In Christchurch, a pop-up farmers’ market in the earthquake-ravaged suburb of Red cliffs has proven its worth to the community in a time of need. Having access to a market was like “the first of the green shoots” after the earthquake, according to local Greg Jansen. “We were navigating around rocks on the footpath and past broken sewage pipes, but being able to go to the pop-up market was a way of connecting with our community again. The kindergartens and schools where we used to see each other had closed, so the market gave us a place to congregate and share stories. It was a little oasis amid the destruction, to be able to get good fresh food, have a chat, let the kids play on the playground. Every week, there’d be new people as families arrived back into town.”
Because it is such an established part of our cultural landscape today, it’s hard to believe that the farmers’ market movement reached New Zealand only 10 years ago, following on the heels of similar movements in Britain and the United States.

In 2001, Chris Fortune and his wife, Tina, returned home after a stint working in Australia and Europe.

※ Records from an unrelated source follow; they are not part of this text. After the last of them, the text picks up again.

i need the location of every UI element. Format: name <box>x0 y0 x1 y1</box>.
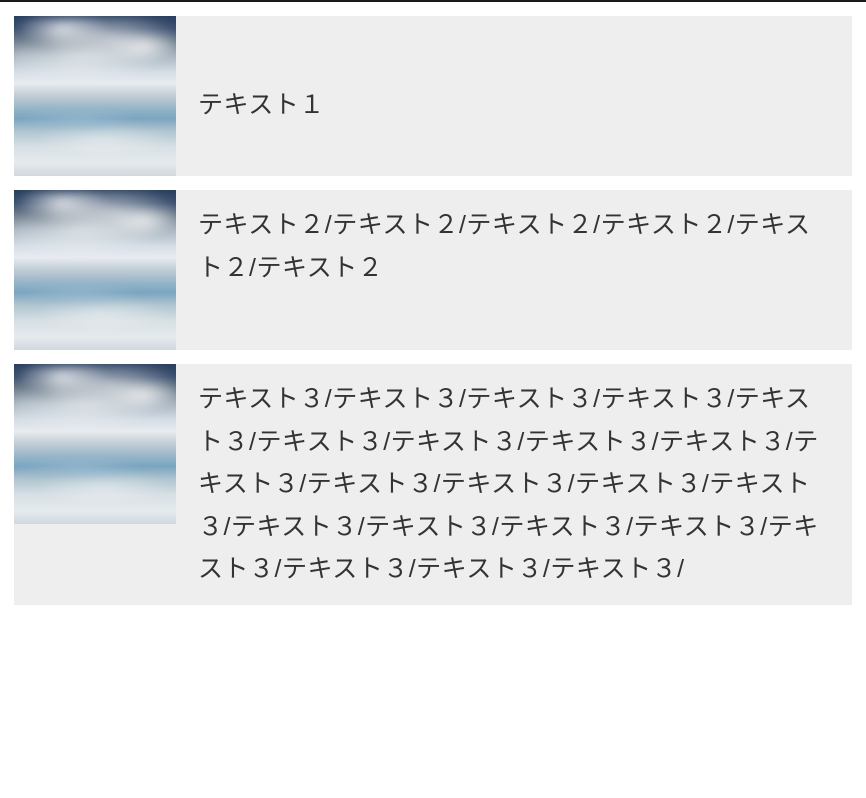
item-content: テキスト３/テキスト３/テキスト３/テキスト３/テキスト３/テキスト３/テキスト… <box>176 364 852 605</box>
thumbnail-image <box>14 16 176 176</box>
list-item[interactable]: テキスト２/テキスト２/テキスト２/テキスト２/テキスト２/テキスト２ <box>14 190 852 350</box>
item-content: テキスト１ <box>176 16 852 141</box>
thumbnail-image <box>14 364 176 524</box>
item-list: テキスト１ テキスト２/テキスト２/テキスト２/テキスト２/テキスト２/テキスト… <box>0 16 866 605</box>
item-text: テキスト２/テキスト２/テキスト２/テキスト２/テキスト２/テキスト２ <box>198 204 830 289</box>
thumbnail-image <box>14 190 176 350</box>
list-item[interactable]: テキスト１ <box>14 16 852 176</box>
item-text: テキスト３/テキスト３/テキスト３/テキスト３/テキスト３/テキスト３/テキスト… <box>198 378 830 591</box>
list-item[interactable]: テキスト３/テキスト３/テキスト３/テキスト３/テキスト３/テキスト３/テキスト… <box>14 364 852 605</box>
item-content: テキスト２/テキスト２/テキスト２/テキスト２/テキスト２/テキスト２ <box>176 190 852 303</box>
item-text: テキスト１ <box>198 84 325 127</box>
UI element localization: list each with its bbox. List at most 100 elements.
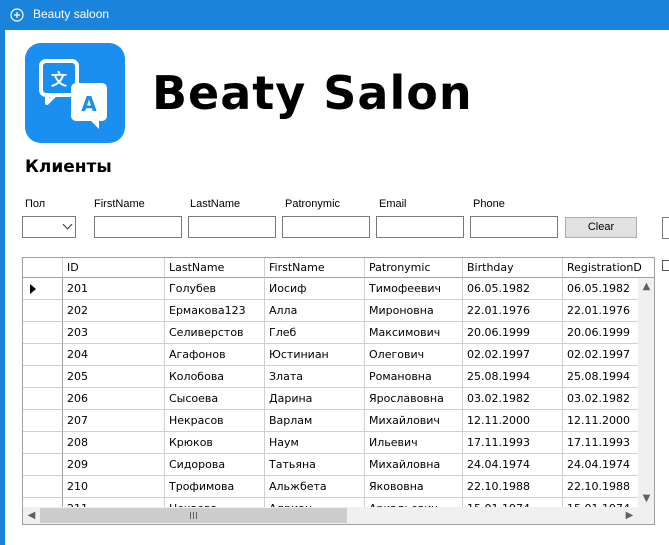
- window-titlebar: Beauty saloon: [0, 0, 669, 30]
- current-row-icon: [30, 284, 36, 294]
- section-title: Клиенты: [25, 157, 112, 177]
- row-header[interactable]: [23, 432, 63, 454]
- table-cell[interactable]: Юстиниан: [265, 344, 365, 366]
- table-cell[interactable]: Романовна: [365, 366, 463, 388]
- table-cell[interactable]: 24.04.1974: [463, 454, 563, 476]
- firstname-input[interactable]: [94, 216, 182, 238]
- table-cell[interactable]: Крюков: [165, 432, 265, 454]
- table-cell[interactable]: 12.11.2000: [463, 410, 563, 432]
- column-header[interactable]: FirstName: [265, 258, 365, 278]
- scroll-up-icon[interactable]: ▲: [638, 278, 654, 295]
- scroll-down-icon[interactable]: ▼: [638, 490, 654, 507]
- horizontal-scroll-thumb[interactable]: [40, 508, 347, 523]
- table-cell[interactable]: Агафонов: [165, 344, 265, 366]
- email-label: Email: [379, 198, 407, 210]
- table-cell[interactable]: 17.11.1993: [463, 432, 563, 454]
- clear-button[interactable]: Clear: [565, 217, 637, 238]
- table-cell[interactable]: 204: [63, 344, 165, 366]
- app-title: Beaty Salon: [152, 66, 473, 120]
- patronymic-label: Patronymic: [285, 198, 341, 210]
- table-cell[interactable]: Мироновна: [365, 300, 463, 322]
- extra-checkbox[interactable]: [662, 260, 669, 271]
- table-cell[interactable]: 206: [63, 388, 165, 410]
- window-border: [0, 30, 5, 545]
- row-header[interactable]: [23, 476, 63, 498]
- row-header[interactable]: [23, 300, 63, 322]
- table-cell[interactable]: 06.05.1982: [463, 278, 563, 300]
- gender-label: Пол: [25, 198, 46, 210]
- extra-input[interactable]: [662, 217, 669, 239]
- table-cell[interactable]: Селиверстов: [165, 322, 265, 344]
- table-cell[interactable]: Ярославовна: [365, 388, 463, 410]
- vertical-scrollbar[interactable]: ▲ ▼: [638, 278, 654, 507]
- table-cell[interactable]: Тимофеевич: [365, 278, 463, 300]
- table-cell[interactable]: Варлам: [265, 410, 365, 432]
- phone-input[interactable]: [470, 216, 558, 238]
- table-cell[interactable]: Алла: [265, 300, 365, 322]
- chevron-down-icon: [62, 219, 73, 230]
- column-header[interactable]: ID: [63, 258, 165, 278]
- gender-select[interactable]: [22, 216, 76, 238]
- column-header[interactable]: RegistrationD: [563, 258, 654, 278]
- table-cell[interactable]: 22.10.1988: [463, 476, 563, 498]
- table-cell[interactable]: 207: [63, 410, 165, 432]
- row-header[interactable]: [23, 366, 63, 388]
- table-cell[interactable]: 209: [63, 454, 165, 476]
- table-cell[interactable]: Некрасов: [165, 410, 265, 432]
- table-cell[interactable]: Олегович: [365, 344, 463, 366]
- table-cell[interactable]: Михайлович: [365, 410, 463, 432]
- table-cell[interactable]: Наум: [265, 432, 365, 454]
- table-cell[interactable]: Ильевич: [365, 432, 463, 454]
- table-cell[interactable]: Трофимова: [165, 476, 265, 498]
- table-cell[interactable]: 210: [63, 476, 165, 498]
- scroll-right-icon[interactable]: ▶: [621, 507, 638, 524]
- table-cell[interactable]: Сидорова: [165, 454, 265, 476]
- table-cell[interactable]: Ермакова123: [165, 300, 265, 322]
- clients-table[interactable]: ID LastName FirstName Patronymic Birthday Reg…: [22, 257, 655, 525]
- row-header[interactable]: [23, 454, 63, 476]
- row-header[interactable]: [23, 278, 63, 300]
- row-header[interactable]: [23, 388, 63, 410]
- phone-label: Phone: [473, 198, 505, 210]
- row-header[interactable]: [23, 344, 63, 366]
- table-cell[interactable]: 201: [63, 278, 165, 300]
- grip-icon: [189, 512, 198, 519]
- column-header[interactable]: Birthday: [463, 258, 563, 278]
- table-cell[interactable]: Татьяна: [265, 454, 365, 476]
- table-cell[interactable]: 25.08.1994: [463, 366, 563, 388]
- column-header[interactable]: LastName: [165, 258, 265, 278]
- table-cell[interactable]: Иосиф: [265, 278, 365, 300]
- horizontal-scrollbar[interactable]: ◀ ▶: [23, 507, 638, 524]
- table-cell[interactable]: 208: [63, 432, 165, 454]
- table-cell[interactable]: Глеб: [265, 322, 365, 344]
- scrollbar-corner: [638, 507, 654, 524]
- table-cell[interactable]: 03.02.1982: [463, 388, 563, 410]
- row-header[interactable]: [23, 322, 63, 344]
- table-cell[interactable]: Михайловна: [365, 454, 463, 476]
- table-cell[interactable]: Колобова: [165, 366, 265, 388]
- table-cell[interactable]: Якововна: [365, 476, 463, 498]
- app-icon: [10, 8, 24, 22]
- table-cell[interactable]: Голубев: [165, 278, 265, 300]
- svg-text:A: A: [81, 92, 97, 116]
- firstname-label: FirstName: [94, 198, 145, 210]
- email-input[interactable]: [376, 216, 464, 238]
- svg-text:文: 文: [51, 70, 68, 89]
- table-cell[interactable]: 203: [63, 322, 165, 344]
- table-cell[interactable]: 205: [63, 366, 165, 388]
- table-cell[interactable]: Дарина: [265, 388, 365, 410]
- patronymic-input[interactable]: [282, 216, 370, 238]
- translate-icon: 文 A: [25, 43, 125, 143]
- table-cell[interactable]: 22.01.1976: [463, 300, 563, 322]
- table-cell[interactable]: Максимович: [365, 322, 463, 344]
- table-cell[interactable]: Сысоева: [165, 388, 265, 410]
- table-cell[interactable]: Злата: [265, 366, 365, 388]
- column-header[interactable]: Patronymic: [365, 258, 463, 278]
- scroll-left-icon[interactable]: ◀: [23, 507, 40, 524]
- table-cell[interactable]: 02.02.1997: [463, 344, 563, 366]
- table-cell[interactable]: 202: [63, 300, 165, 322]
- row-header[interactable]: [23, 410, 63, 432]
- lastname-input[interactable]: [188, 216, 276, 238]
- table-cell[interactable]: Альжбета: [265, 476, 365, 498]
- table-cell[interactable]: 20.06.1999: [463, 322, 563, 344]
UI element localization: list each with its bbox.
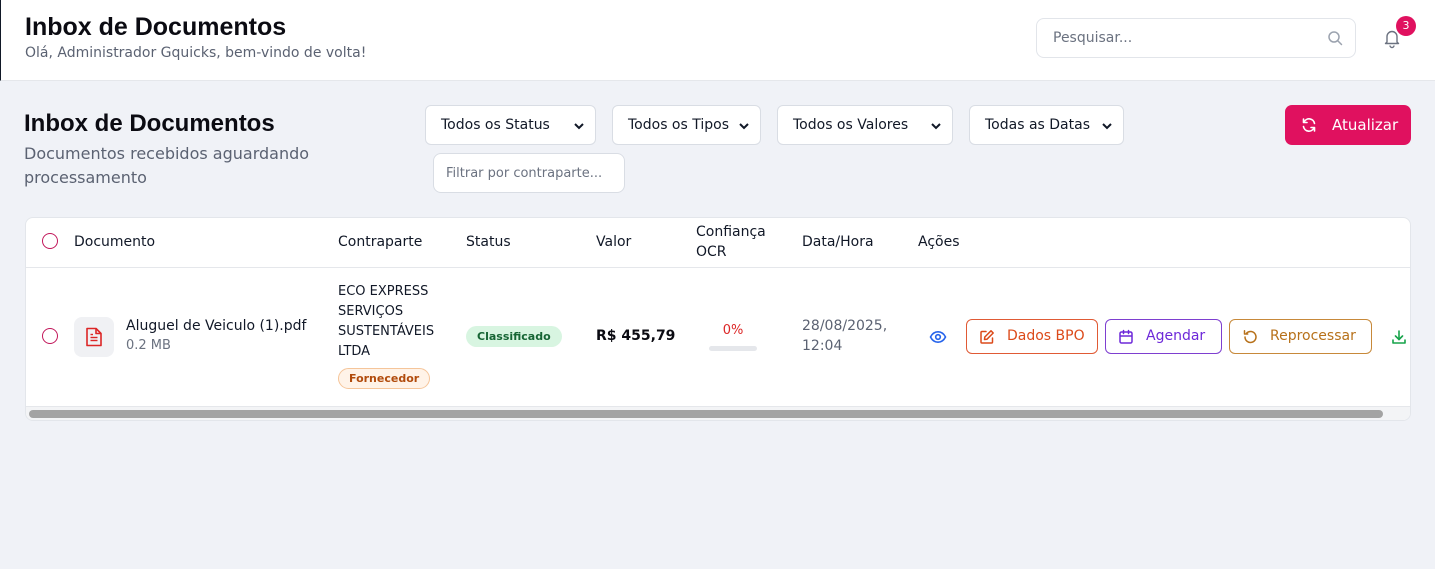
counterpart-name-line: SUSTENTÁVEIS bbox=[338, 324, 435, 339]
search-input[interactable] bbox=[1037, 19, 1317, 57]
notification-badge[interactable]: 3 bbox=[1396, 16, 1416, 36]
select-all-radio[interactable] bbox=[42, 233, 58, 249]
reprocessar-label: Reprocessar bbox=[1270, 328, 1356, 344]
col-valor[interactable]: Valor bbox=[596, 234, 631, 250]
ocr-confidence-bar bbox=[709, 346, 757, 351]
type-filter-value: Todos os Tipos bbox=[628, 117, 730, 133]
col-ocr-line1[interactable]: Confiança bbox=[696, 224, 766, 240]
chevron-down-icon bbox=[1102, 123, 1112, 130]
date-line: 28/08/2025, bbox=[802, 318, 888, 334]
ocr-confidence-label: 0% bbox=[722, 323, 744, 338]
scrollbar-thumb[interactable] bbox=[29, 410, 1383, 418]
refresh-icon bbox=[1302, 118, 1316, 132]
col-ocr-line2[interactable]: OCR bbox=[696, 244, 727, 260]
file-thumbnail bbox=[74, 317, 114, 357]
table-header: Documento Contraparte Status Valor Confi… bbox=[26, 218, 1410, 268]
horizontal-scrollbar[interactable] bbox=[26, 406, 1410, 420]
counterpart-name-line: LTDA bbox=[338, 344, 371, 359]
pdf-file-icon bbox=[86, 327, 102, 347]
edit-icon bbox=[980, 330, 994, 344]
status-filter-value: Todos os Status bbox=[441, 117, 550, 133]
time-line: 12:04 bbox=[802, 338, 843, 354]
refresh-button[interactable]: Atualizar bbox=[1285, 105, 1411, 145]
chevron-down-icon bbox=[931, 123, 941, 130]
date-filter-select[interactable]: Todas as Datas bbox=[969, 105, 1124, 145]
counterpart-name-line: ECO EXPRESS bbox=[338, 284, 429, 299]
type-filter-select[interactable]: Todos os Tipos bbox=[612, 105, 761, 145]
calendar-icon bbox=[1119, 329, 1133, 344]
value-filter-value: Todos os Valores bbox=[793, 117, 909, 133]
document-value: R$ 455,79 bbox=[596, 328, 676, 344]
documents-table: Documento Contraparte Status Valor Confi… bbox=[25, 217, 1411, 421]
welcome-message: Olá, Administrador Gquicks, bem-vindo de… bbox=[25, 45, 367, 61]
date-filter-value: Todas as Datas bbox=[985, 117, 1090, 133]
counterpart-name-line: SERVIÇOS bbox=[338, 304, 404, 319]
search-icon[interactable] bbox=[1327, 30, 1343, 46]
document-name[interactable]: Aluguel de Veiculo (1).pdf bbox=[126, 318, 306, 334]
document-size: 0.2 MB bbox=[126, 338, 171, 353]
counterpart-type-badge: Fornecedor bbox=[338, 368, 431, 389]
chevron-down-icon bbox=[739, 123, 749, 130]
app-title: Inbox de Documentos bbox=[25, 13, 287, 41]
reprocessar-button[interactable]: Reprocessar bbox=[1229, 319, 1372, 354]
table-row[interactable]: Aluguel de Veiculo (1).pdf 0.2 MB ECO EX… bbox=[26, 268, 1410, 406]
page-title: Inbox de Documentos bbox=[24, 110, 275, 137]
counterpart-filter[interactable] bbox=[433, 153, 625, 193]
col-contraparte[interactable]: Contraparte bbox=[338, 234, 422, 250]
agendar-label: Agendar bbox=[1146, 328, 1206, 344]
search-box[interactable] bbox=[1036, 18, 1356, 58]
row-select-radio[interactable] bbox=[42, 328, 58, 344]
counterpart-filter-input[interactable] bbox=[434, 154, 624, 192]
page-subtitle: Documentos recebidos aguardando processa… bbox=[24, 144, 310, 187]
col-status[interactable]: Status bbox=[466, 234, 511, 250]
agendar-button[interactable]: Agendar bbox=[1105, 319, 1222, 354]
col-documento[interactable]: Documento bbox=[74, 234, 155, 250]
undo-icon bbox=[1243, 330, 1257, 344]
refresh-button-label: Atualizar bbox=[1332, 116, 1399, 134]
dados-bpo-label: Dados BPO bbox=[1007, 328, 1085, 344]
dados-bpo-button[interactable]: Dados BPO bbox=[966, 319, 1098, 354]
col-acoes: Ações bbox=[918, 234, 960, 250]
chevron-down-icon bbox=[574, 123, 584, 130]
col-datahora[interactable]: Data/Hora bbox=[802, 234, 874, 250]
status-filter-select[interactable]: Todos os Status bbox=[425, 105, 596, 145]
eye-icon[interactable] bbox=[929, 329, 947, 345]
download-icon[interactable] bbox=[1391, 329, 1407, 345]
value-filter-select[interactable]: Todos os Valores bbox=[777, 105, 953, 145]
top-bar: Inbox de Documentos Olá, Administrador G… bbox=[0, 0, 1435, 81]
status-badge: Classificado bbox=[466, 326, 562, 347]
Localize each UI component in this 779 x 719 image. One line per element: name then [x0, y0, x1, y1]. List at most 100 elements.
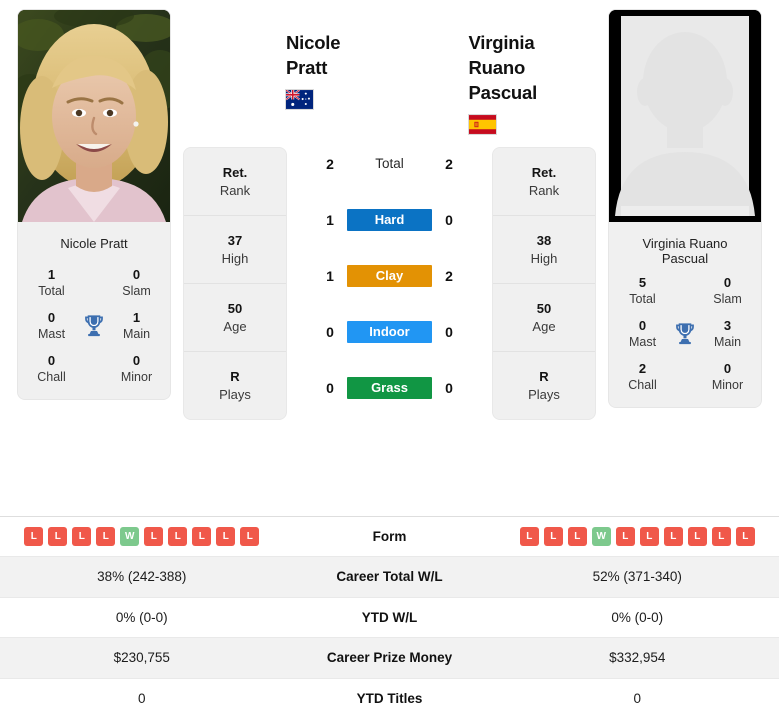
- left-titles-total-value: 1: [47, 267, 56, 282]
- left-info-rank-label: Rank: [219, 183, 251, 198]
- form-badge-loss[interactable]: L: [735, 526, 755, 546]
- form-badge-loss[interactable]: L: [96, 526, 116, 546]
- left-titles-mast: 0 Mast: [24, 309, 79, 342]
- left-info-high-label: High: [221, 251, 249, 266]
- right-titles-mast-value: 0: [638, 318, 647, 333]
- form-badge-loss[interactable]: L: [711, 526, 731, 546]
- stat-label-ytd-titles: YTD Titles: [356, 691, 423, 707]
- right-info-age-label: Age: [532, 319, 556, 334]
- right-titles-slam: 0 Slam: [700, 274, 755, 307]
- right-titles-slam-label: Slam: [713, 292, 742, 306]
- left-titles-minor-label: Minor: [120, 370, 153, 384]
- form-badge-loss[interactable]: L: [48, 526, 68, 546]
- left-info-plays-label: Plays: [219, 387, 251, 402]
- form-badge-loss[interactable]: L: [663, 526, 683, 546]
- right-player-photo[interactable]: [609, 10, 761, 222]
- surface-breakdown: 2 Total 2 1 Hard 0 1 Clay 2 0 Indoor 0 0…: [286, 136, 493, 416]
- form-badge-win[interactable]: W: [120, 526, 140, 546]
- left-titles-card: Nicole Pratt 1 Total 0 Slam 0 Mast 1 Mai…: [18, 222, 170, 399]
- trophy-icon: [79, 313, 109, 339]
- left-player-column: Nicole Pratt 1 Total 0 Slam 0 Mast 1 Mai…: [18, 10, 170, 399]
- h2h-hard-left: 1: [326, 212, 334, 228]
- right-titles-caption: Virginia Ruano Pascual: [642, 236, 728, 266]
- right-titles-slam-value: 0: [723, 275, 732, 290]
- h2h-indoor-right: 0: [445, 324, 453, 340]
- right-info-age-value: 50: [536, 301, 552, 316]
- right-info-high-value: 38: [536, 233, 552, 248]
- form-badge-loss[interactable]: L: [240, 526, 260, 546]
- left-ytd-titles: 0: [137, 691, 146, 707]
- right-info-column: Ret. Rank 38 High 50 Age R Plays: [493, 10, 595, 419]
- left-titles-grid: 1 Total 0 Slam 0 Mast 1 Main 0 Chall 0 M…: [24, 266, 164, 385]
- form-badge-loss[interactable]: L: [216, 526, 236, 546]
- form-badge-loss[interactable]: L: [543, 526, 563, 546]
- right-titles-mast: 0 Mast: [615, 317, 670, 350]
- left-info-card: Ret. Rank 37 High 50 Age R Plays: [184, 148, 286, 419]
- stat-label-form: Form: [372, 528, 407, 544]
- left-prize-money: $230,755: [113, 650, 170, 666]
- form-badge-loss[interactable]: L: [192, 526, 212, 546]
- spain-flag-icon: [468, 115, 496, 134]
- form-badge-loss[interactable]: L: [72, 526, 92, 546]
- form-badge-loss[interactable]: L: [168, 526, 188, 546]
- compare-header: Nicole Pratt 1 Total 0 Slam 0 Mast 1 Mai…: [0, 0, 779, 419]
- right-info-rank-label: Rank: [528, 183, 560, 198]
- right-player-name: Virginia Ruano Pascual: [468, 32, 538, 103]
- h2h-clay-right: 2: [445, 268, 453, 284]
- left-info-plays-value: R: [230, 369, 240, 384]
- h2h-hard-badge[interactable]: Hard: [347, 209, 432, 231]
- left-ytd-wl: 0% (0-0): [115, 609, 168, 625]
- form-badge-loss[interactable]: L: [567, 526, 587, 546]
- right-player-card[interactable]: Virginia Ruano Pascual 5 Total 0 Slam 0: [609, 10, 761, 407]
- h2h-clay-left: 1: [326, 268, 334, 284]
- right-form-strip: LLLWLLLLLL: [496, 526, 779, 546]
- right-titles-total-label: Total: [629, 292, 656, 306]
- h2h-clay-badge[interactable]: Clay: [347, 265, 432, 287]
- left-titles-total-label: Total: [38, 284, 65, 298]
- h2h-hard-right: 0: [445, 212, 453, 228]
- right-titles-total: 5 Total: [615, 274, 670, 307]
- left-titles-main-label: Main: [122, 327, 151, 341]
- left-info-column: Ret. Rank 37 High 50 Age R Plays: [184, 10, 286, 419]
- head-to-head-column: Nicole Pratt Virginia Ruano Pascual 2 To…: [286, 10, 538, 416]
- form-badge-loss[interactable]: L: [639, 526, 659, 546]
- australia-flag-icon: [286, 90, 313, 109]
- right-form-cell: LLLWLLLLLL: [496, 526, 779, 546]
- right-titles-mast-label: Mast: [628, 335, 657, 349]
- h2h-indoor-left: 0: [326, 324, 334, 340]
- h2h-grass-badge[interactable]: Grass: [347, 377, 432, 399]
- right-info-rank: Ret. Rank: [493, 148, 595, 216]
- left-titles-minor: 0 Minor: [109, 352, 164, 385]
- form-badge-win[interactable]: W: [591, 526, 611, 546]
- form-badge-loss[interactable]: L: [615, 526, 635, 546]
- right-player-column: Virginia Ruano Pascual 5 Total 0 Slam 0: [609, 10, 761, 407]
- left-info-high: 37 High: [184, 216, 286, 284]
- left-form-strip: LLLLWLLLLL: [0, 526, 284, 546]
- right-career-wl: 52% (371-340): [592, 569, 682, 585]
- left-player-card[interactable]: Nicole Pratt 1 Total 0 Slam 0 Mast 1 Mai…: [18, 10, 170, 399]
- left-info-rank-value: Ret.: [222, 165, 248, 180]
- form-badge-loss[interactable]: L: [24, 526, 44, 546]
- left-info-age: 50 Age: [184, 284, 286, 352]
- left-titles-main-value: 1: [132, 310, 141, 325]
- form-badge-loss[interactable]: L: [144, 526, 164, 546]
- right-titles-total-value: 5: [638, 275, 647, 290]
- left-player-name: Nicole Pratt: [286, 32, 341, 78]
- h2h-row-hard: 1 Hard 0: [286, 192, 493, 248]
- right-titles-card: Virginia Ruano Pascual 5 Total 0 Slam 0: [609, 222, 761, 407]
- left-titles-mast-value: 0: [47, 310, 56, 325]
- h2h-indoor-badge[interactable]: Indoor: [347, 321, 432, 343]
- form-badge-loss[interactable]: L: [519, 526, 539, 546]
- left-titles-slam-value: 0: [132, 267, 141, 282]
- left-player-photo[interactable]: [18, 10, 170, 222]
- left-titles-slam-label: Slam: [122, 284, 151, 298]
- right-ytd-wl: 0% (0-0): [611, 609, 664, 625]
- left-form-cell: LLLLWLLLLL: [0, 526, 284, 546]
- stat-label-prize-money: Career Prize Money: [326, 650, 453, 666]
- form-badge-loss[interactable]: L: [687, 526, 707, 546]
- left-titles-slam: 0 Slam: [109, 266, 164, 299]
- left-info-age-label: Age: [223, 319, 247, 334]
- right-titles-main-value: 3: [723, 318, 732, 333]
- right-info-plays: R Plays: [493, 352, 595, 419]
- right-info-high-label: High: [530, 251, 558, 266]
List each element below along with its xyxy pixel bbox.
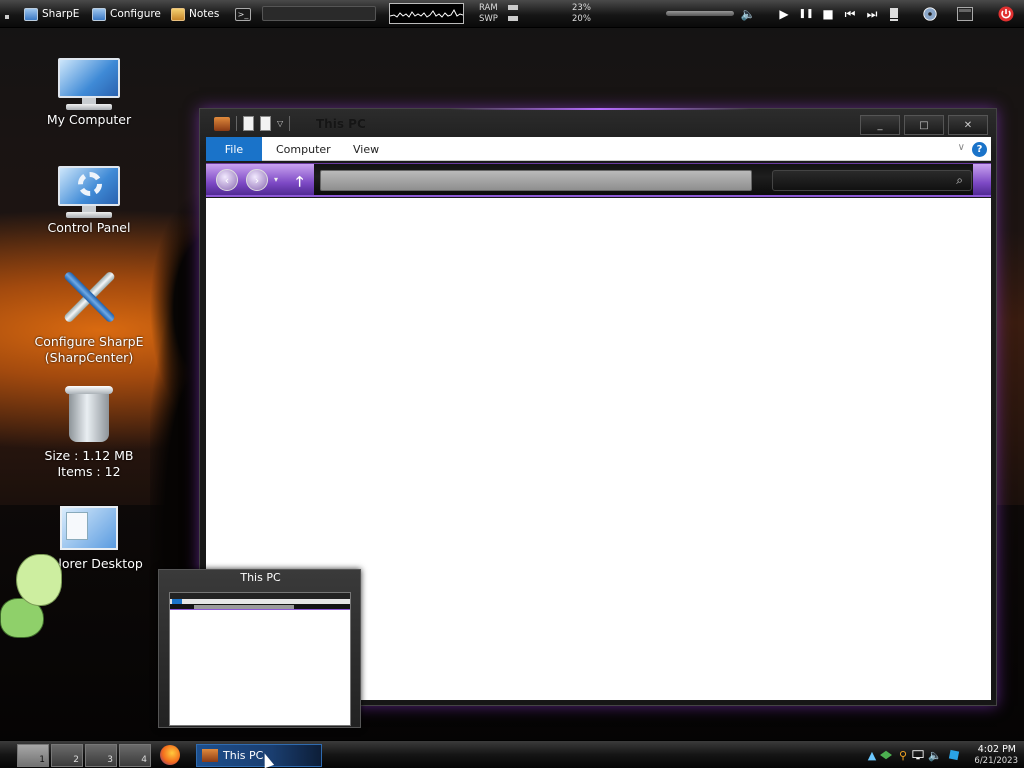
search-input[interactable]: ⌕: [772, 170, 972, 191]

Settling in Marlborough, they were shocked to be confronted by a food industry with a gourmet reputation that worked from a baseline of price and convenience. As the new chef of an upmarket hotel, Chris Fortune was dumbfounded to place his first order for the kitchen and receive “frozen Aussie lamb”. “Everybody around here uses it,” he was told, and warned that fresh local product would be more expensive.
That short exchange was the beginning of what has evolved into a life work for Fortune, who began by sourcing fresh local food for his restaurant and moved on to connect local growers with their community in the form of the Marlborough Farmers’ Market. Now he seeks to replicate that model around the country.
To date, there are 32 authenticated farmers’ markets in New Zealand and several more that call themselves farmers’ markets, meeting some but not all of FMNZ’s criteria.
Debunking myths about “more expensive” food is one of the biggest challenges the movement faces. “People tell me that they can’t afford to shop at the markets,” Fortune says, “but they drive an SUV and have a flat-screen TV. It’s a matter of priorities. A big part of the markets is about education, and letting people see and taste that good food should cost more. It’s not that good food is too expensive, it’s that bad food is too cheap.”